Confidence…

I use to work under the assumption, fake it, till you make it.

And with confidence, if I thought about anything I wanted to do, I would feel the need to hide and act dumb. So the limelight would not flow in my direction, but as I grew older and got bolder. I found if I just went for it, then things got done, and its OK, but also, I was pushing myself towards, changing my need to hide.

In the last couple of days, I posted on what we call marketplace here, to sell my excess belongings. The lord said to do it, and it took a lot for me to do so.

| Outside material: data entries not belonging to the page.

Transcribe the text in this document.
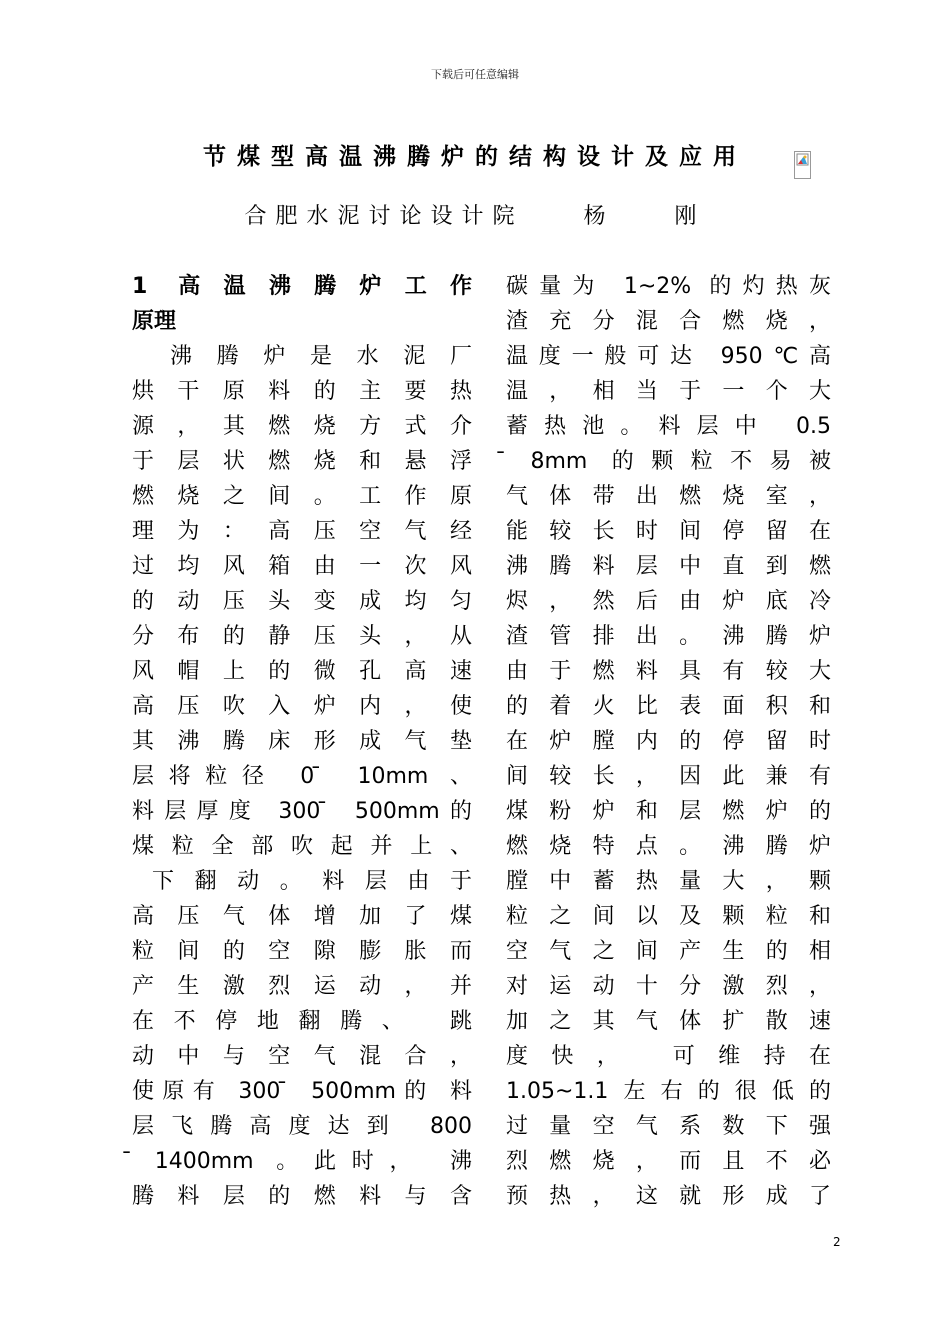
下载后可任意编辑
节煤型高温沸腾炉的结构设计及应用
合肥水泥讨论设计院	杨	刚
1 高温沸腾炉工作
原理
沸腾炉是水泥厂
烘干原料的主要热
源，其燃烧方式介
于层状燃烧和悬浮
燃烧之间。工作原
理为：高压空气经
过均风箱由一次风
的动压头变成均匀
分布的静压头，从
风帽上的微孔高速
高压吹入炉内，使
其沸腾床形成气垫
层将粒径 0 ̄ 10mm 、
料层厚度 300 ̄ 500mm的
煤粒全部吹起并上、
下翻动。料层由于
高压气体增加了煤
粒间的空隙膨胀而
产生激烈运动，并
在不停地翻腾、 跳
动中与空气混合，
使原有 300 ̄ 500mm的 料
层飞腾高度达到 800
̄ 1400mm 。此时， 沸
腾料层的燃料与含
碳量为 1~2% 的灼热灰
渣充分混合燃烧，
温度一般可达 950℃高
温，相当于一个大
蓄热池。料层中 0.5
̄ 8mm 的颗粒不易被
气体带出燃烧室，
能较长时间停留在
沸腾料层中直到燃
烬，然后由炉底冷
渣管排出。沸腾炉
由于燃料具有较大
的着火比表面积和
在炉膛内的停留时
间较长，因此兼有
煤粉炉和层燃炉的
燃烧特点。沸腾炉
膛中蓄热量大，颗
粒之间以及颗粒和
空气之间产生的相
对运动十分激烈，
加之其气体扩散速
度快， 可维持在
1.05~1.1左右的很低的
过量空气系数下强
烈燃烧，而且不必
预热，这就形成了
2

In lock down I made many blankets, crocheting what I had tucked away. Some examples to explain myself, you see when I was younger, we had little, but what I was taught, was to use what you had, save every piece of material etc and my mum told me about Joseph’s coat of many colours, and that stuck in a good way. Because it is not about the coat and the cost, but the love it was made from.

And I cannot read a pattern, to save my life, go figure.

Wondered if I could make a round one & dadaaah
Colour adds happiness
I had heaps of balls, that were baby 4 ply, so I doubled it.

I don’t know if its the artist in me, or what it is, but if I see a colour I like and something inspires and fires up inside. I walk up and down with that ball of wool and wait for something else to match it. Tones, shades etc, work in my head and I see it finished, what it could be, and I do know if it doesn’t work, I unravel it and cannot sit still until its right.

It is like when I paint or draw, I pray first and as I question what I see, I hear “done”.

I have kept little scraps of material and made pin cushions, what I am trying to say is, putting this up for sale is like selling your art for the first time.

You expose your talent and gifts and when people appreciate it, confidence grows.

It is like this blog, I write mainly to my father, but also to me, to say, “hey your doing well, keep going”. You are worth the effort and you are capable, (dad said) very capable…

So cheers to all… whether your an excellent cleaner, mum etc, we all deserve a little boost.